The Timer will only be created if a statement is ever asked to have a timeout applied, and even then, only once per JDBC connection. It will have the same lifespan of the JDBC connection.

The common use case (at least with MySQL) is to not use statement timeouts, and instead rely on network timeouts to un-cleanly cancel running statements (because canceling a running statement from the client when using MySQL is not necessarily guaranteed to happen in a timely matter, there are only a few points where statement cancellation is checked for in the server).
[30 Apr 2010 16:55] Christopher Schultz
Mark,

I think there's another possibility: instead of using the ContextClassloader for the timer thread, maybe you could use the ClassLoader of the Connection itself.

Of course, it's the Thread class that caches the ContextClassLoader, but maybe you can trick it like this:

Thread thread = Thread.currentThread();
ClassLoader ctxCl = thread.getContextClassLoader();

// Push our ClassLoader
thread.setContextClassLoader(this.getClass().getClassLoader());
Timer timer = new Timer();

// Pop the original ContextClassLoader
thread.setContextClassLoader(ctxCl);

The above code would allow you to share Timers across Connections, etc.
[30 Apr 2010 16:58] Christopher Schultz
Mark,

One more comment: to my knowledge, we aren't using any Statements that have time limits on them, and the Timer is still being created, so there's no way for us to avoid this leak without writing an ugly hack such as Charles's reflective-nulling technique.

Thanks,
-chris
[30 Apr 2010 18:18] Mark Matthews
Christopher,

I'm not sure how one is getting created if -something- isn't using statement timeouts. The timer is created lazily only when statement timeouts are being used.

The only things I can think of are that you're not using a version of the driver that has the fix (even though you think you are...something in jre/lib/ext?, or your framework is using statement timeouts for you).
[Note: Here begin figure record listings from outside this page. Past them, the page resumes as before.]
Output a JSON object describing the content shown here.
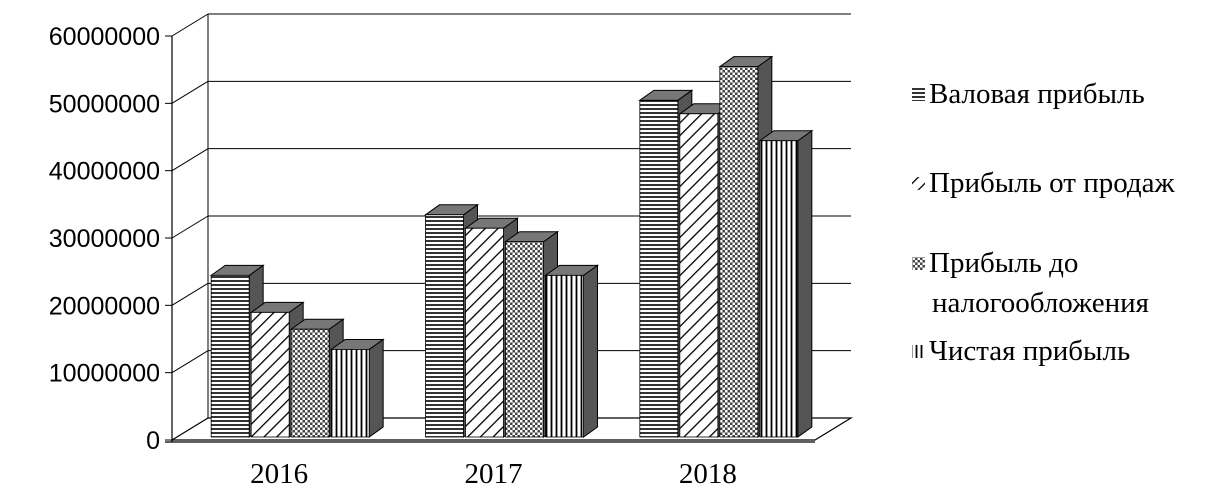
{
  "chart_data": {
    "type": "bar",
    "title": "",
    "xlabel": "",
    "ylabel": "",
    "categories": [
      "2016",
      "2017",
      "2018"
    ],
    "ylim": [
      0,
      60000000
    ],
    "yticks": [
      "0",
      "10000000",
      "20000000",
      "30000000",
      "40000000",
      "50000000",
      "60000000"
    ],
    "grid": true,
    "legend_position": "right",
    "series": [
      {
        "name": "Валовая прибыль",
        "pattern": "horizontal-lines",
        "values": [
          24000000,
          33000000,
          50000000
        ]
      },
      {
        "name": "Прибыль от продаж",
        "pattern": "diagonal-lines",
        "values": [
          18500000,
          31000000,
          48000000
        ]
      },
      {
        "name": "Прибыль до налогообложения",
        "legend_lines": [
          "Прибыль до",
          "налогообложения"
        ],
        "pattern": "crosshatch",
        "values": [
          16000000,
          29000000,
          55000000
        ]
      },
      {
        "name": "Чистая прибыль",
        "pattern": "vertical-lines",
        "values": [
          13000000,
          24000000,
          44000000
        ]
      }
    ],
    "colors": {
      "lines": "#000000",
      "grid": "#000000",
      "background": "#ffffff"
    }
  }
}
You might want to consider setting "enableQueryTimeouts" to "false" in your JDBC URL, which will cause the driver to ignore query timeouts, and thus the timer shouldn't get created.
[4 May 2010 13:55] Christopher Schultz
Mark,

I've been trying to use YourKit to figure out where the Timer gets allocated, but it's not registering for some reason... it definitely gets created before I can connect the profiler to the running process. I've even tried allocation profiling that starts at JVM startup time, but no love there, either.

I'm definitely /not/ using a driver with the fix: I'm using Connector/J 5.1.8 and I'm trying to implement a workaround for the time being, and my workarounds aren't working. I've tried Charles's suggestion from this bug and it does not work for several reasons:

1. The ClassLoader used for creating the Timer is that of the container and not of the webapp (and thus the predicate fails)
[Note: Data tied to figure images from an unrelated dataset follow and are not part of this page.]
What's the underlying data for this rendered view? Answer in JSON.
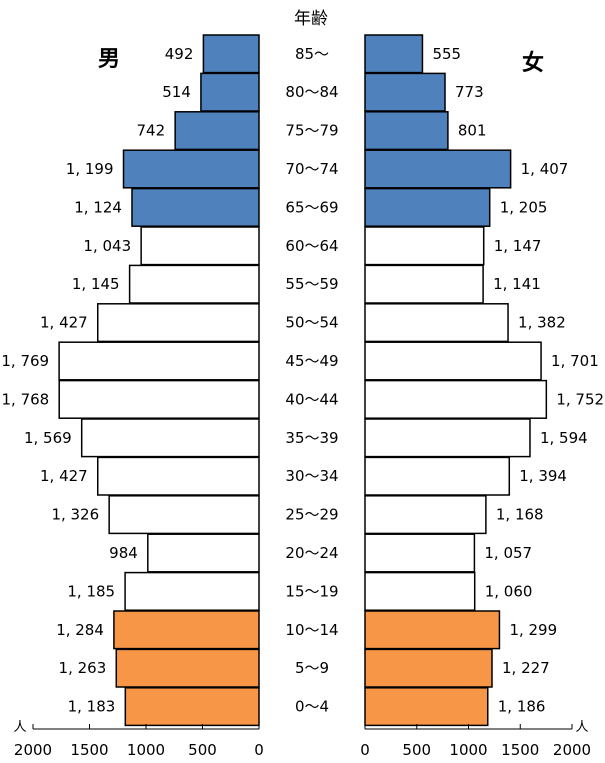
{
  "chart_data": {
    "type": "bar",
    "subtype": "population-pyramid",
    "title": "年齢",
    "unit": "人",
    "categories": [
      "85～",
      "80～84",
      "75～79",
      "70～74",
      "65～69",
      "60～64",
      "55～59",
      "50～54",
      "45～49",
      "40～44",
      "35～39",
      "30～34",
      "25～29",
      "20～24",
      "15～19",
      "10～14",
      "5～9",
      "0～4"
    ],
    "series": [
      {
        "name": "男",
        "values": [
          492,
          514,
          742,
          1199,
          1124,
          1043,
          1145,
          1427,
          1769,
          1768,
          1569,
          1427,
          1326,
          984,
          1185,
          1284,
          1263,
          1183
        ],
        "labels": [
          "492",
          "514",
          "742",
          "1, 199",
          "1, 124",
          "1, 043",
          "1, 145",
          "1, 427",
          "1, 769",
          "1, 768",
          "1, 569",
          "1, 427",
          "1, 326",
          "984",
          "1, 185",
          "1, 284",
          "1, 263",
          "1, 183"
        ]
      },
      {
        "name": "女",
        "values": [
          555,
          773,
          801,
          1407,
          1205,
          1147,
          1141,
          1382,
          1701,
          1752,
          1594,
          1394,
          1168,
          1057,
          1060,
          1299,
          1227,
          1186
        ],
        "labels": [
          "555",
          "773",
          "801",
          "1, 407",
          "1, 205",
          "1, 147",
          "1, 141",
          "1, 382",
          "1, 701",
          "1, 752",
          "1, 594",
          "1, 394",
          "1, 168",
          "1, 057",
          "1, 060",
          "1, 299",
          "1, 227",
          "1, 186"
        ]
      }
    ],
    "xlim": [
      0,
      2000
    ],
    "left_ticks": [
      "2000",
      "1500",
      "1000",
      "500",
      "0"
    ],
    "right_ticks": [
      "0",
      "500",
      "1000",
      "1500",
      "2000"
    ],
    "colors": {
      "elderly": "#4f81bd",
      "working": "#ffffff",
      "youth": "#f79646",
      "border": "#000000"
    },
    "group_ranges": {
      "elderly": [
        0,
        4
      ],
      "working": [
        5,
        14
      ],
      "youth": [
        15,
        17
      ]
    },
    "grid": false,
    "legend": "none"
  }
}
2. Calling Timer.cancel appears to have no effect

Here is my code (modified from Charles's so that Connector/J is not a compile-time requirement):

            ClassLoader myClassLoader = this.getClass().getClassLoader();
            Class clazz = Class.forName("com.mysql.jdbc.ConnectionImpl",
                                        false,
                                        myClassLoader);

            if(!(clazz.getClassLoader() == myClassLoader))
            {
                log.info("MySQL ConnectionImpl was loaded with another ClassLoader: (" + clazz.getClassLoader() + "): cancelling anyway");
            }
            else
            {
                log.info("MySQL ConnectionImpl was loaded with the WebappClassLoader: cancelling the Timer");
            }

            Field f = clazz.getDeclaredField("cancelTimer");
            f.setAccessible(true);
            Timer timer = (Timer) f.get(null);
            timer.cancel();
            log.info("completed timer cancellation");

Upon webapp reload, I can see all log messages including "completed timer cancellation" yet the Timer object and the TimerTask continue to live on, forcing the WebappClassLoader to remain.
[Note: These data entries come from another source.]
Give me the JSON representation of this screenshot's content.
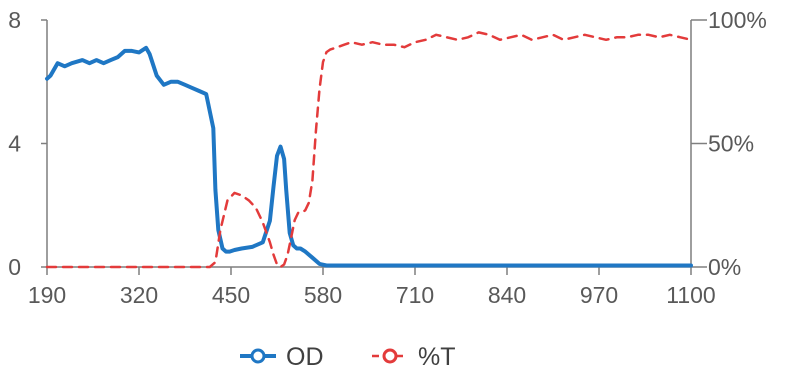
{
  "chart_data": {
    "type": "line",
    "title": "",
    "xlabel": "",
    "ylabel": "",
    "y2label": "",
    "xlim": [
      190,
      1100
    ],
    "ylim": [
      0,
      8
    ],
    "y2lim": [
      0,
      100
    ],
    "x_ticks": [
      190,
      320,
      450,
      580,
      710,
      840,
      970,
      1100
    ],
    "y_ticks": [
      0,
      4,
      8
    ],
    "y2_ticks": [
      "0%",
      "50%",
      "100%"
    ],
    "y2_tick_values": [
      0,
      50,
      100
    ],
    "grid": false,
    "legend_position": "bottom",
    "series": [
      {
        "name": "OD",
        "axis": "left",
        "color": "#1f77c4",
        "style": "solid",
        "x": [
          190,
          195,
          205,
          215,
          225,
          240,
          250,
          260,
          270,
          280,
          290,
          300,
          310,
          320,
          330,
          335,
          345,
          355,
          365,
          375,
          385,
          395,
          405,
          415,
          425,
          428,
          432,
          438,
          443,
          448,
          455,
          465,
          480,
          495,
          505,
          510,
          515,
          520,
          525,
          528,
          533,
          538,
          543,
          548,
          555,
          565,
          575,
          585,
          600,
          650,
          700,
          750,
          800,
          850,
          900,
          950,
          1000,
          1050,
          1100
        ],
        "y": [
          6.1,
          6.2,
          6.6,
          6.5,
          6.6,
          6.7,
          6.6,
          6.7,
          6.6,
          6.7,
          6.8,
          7.0,
          7.0,
          6.95,
          7.1,
          6.9,
          6.2,
          5.9,
          6.0,
          6.0,
          5.9,
          5.8,
          5.7,
          5.6,
          4.5,
          2.5,
          1.2,
          0.6,
          0.5,
          0.5,
          0.55,
          0.6,
          0.65,
          0.8,
          1.5,
          2.6,
          3.6,
          3.9,
          3.5,
          2.5,
          1.1,
          0.7,
          0.6,
          0.6,
          0.5,
          0.3,
          0.1,
          0.05,
          0.05,
          0.05,
          0.05,
          0.05,
          0.05,
          0.05,
          0.05,
          0.05,
          0.05,
          0.05,
          0.05
        ]
      },
      {
        "name": "%T",
        "axis": "right",
        "color": "#e33b3b",
        "style": "dashed",
        "x": [
          190,
          250,
          300,
          350,
          400,
          420,
          428,
          435,
          445,
          455,
          465,
          475,
          485,
          495,
          505,
          510,
          515,
          520,
          525,
          530,
          535,
          540,
          545,
          550,
          555,
          560,
          565,
          570,
          575,
          580,
          585,
          590,
          600,
          610,
          620,
          635,
          650,
          665,
          680,
          695,
          710,
          725,
          740,
          755,
          770,
          785,
          800,
          815,
          830,
          845,
          860,
          875,
          890,
          905,
          920,
          935,
          950,
          965,
          980,
          995,
          1010,
          1025,
          1040,
          1055,
          1070,
          1085,
          1100
        ],
        "y": [
          0,
          0,
          0,
          0,
          0,
          0,
          2,
          15,
          27,
          30,
          29,
          27,
          24,
          18,
          10,
          5,
          1,
          0,
          1,
          5,
          12,
          19,
          22,
          22,
          23,
          26,
          35,
          55,
          72,
          83,
          87,
          88,
          89,
          90,
          91,
          90,
          91,
          90,
          90,
          89,
          91,
          92,
          94,
          93,
          92,
          93,
          95,
          94,
          92,
          93,
          94,
          92,
          93,
          94,
          92,
          93,
          94,
          93,
          92,
          93,
          93,
          94,
          94,
          93,
          94,
          93,
          92
        ]
      }
    ]
  }
}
I'd like to get this workaround working if for no other reason than to understand what's going on. It doesn't hurt that we have a rather long period of testing before we can roll-out a new JDBC driver into production.

Finally, this is not urgent for us because we never restart our webapps in production: we always do a full Tomcat restart just to avoid possible PermGen issues.

Thanks,
-chris
[25 Jan 2011 10:55] he nian
Hi,Here is my workaround,working fine till now:
Class c= Class.forName("com.mysql.jdbc.Connection");
			Field f = c.getDeclaredField("cancelTimer");
			f.setAccessible(true);
			f.set(null,new Timer() {
				@Override
				public void schedule(TimerTask task, Date firstTime, long period) {
					//Do nothing
				}
				@Override
				public void schedule(TimerTask task, Date time) {
					//Do nothing
				}
				@Override
				public void schedule(TimerTask task, long delay) {
					//Do nothing
				}
				@Override
				public void schedule(TimerTask task, long delay, long period) {
					//Do nothing
				}
				@Override
				public void scheduleAtFixedRate(TimerTask task, Date firstTime, long period) {
					//Do nothing
				}
				@Override
				public void scheduleAtFixedRate(TimerTask task, long delay, long period) {
					//Do nothing
				}
			});
[15 Nov 2013 15:05] Ricardo Burgos
Hello solutions driver problem updating mysql to version 5.1.27 or higher

http://dev.mysql.com/downloads/connector/j/
[23 Aug 2017 7:28] Cedric Counotte
How can this be closed!?

I'm using version 5.1.39, have set no timeout on any connections, and keep getting this error!

I am tracking all connections and printing any that could have leaked and don't have any.

Previous work-around mentioned here are not working as the cancelTimer field does not exists!?
[25 Sep 2018 13:21] Cedric Counotte
Just wanted to confirm this bug is still present in latest version of the connector, that is 5.1.47.

It's very easy to reproduce:

Open a connection, make a query using statement and setQueryTimeout(30), then close the connection.

The timer will be indefinitely and permanently running.

That's a real problem when running in a service running 24x7, and will end-up consuming all available threads and ressources.

To avoid the leak, it's "simple enough": DO NOT USE THE BUGGY setQueryTimeout AT ALL. Keep fingers crossed that you don't have a query that never ends for whatever reason, because of another bug for example.

Here is a sample stack trace:

org.apache.catalina.loader.WebappClassLoaderBase.clearReferencesThreads The web application [xxxx] appears to have started a thread named [MySQL Statement Cancellation Timer] but has failed to stop it. This is very likely to create a memory leak. Stack trace of thread:
 java.lang.Object.wait(Native Method)
 java.util.TimerThread.mainLoop(Timer.java:552)
 java.util.TimerThread.run(Timer.java:505)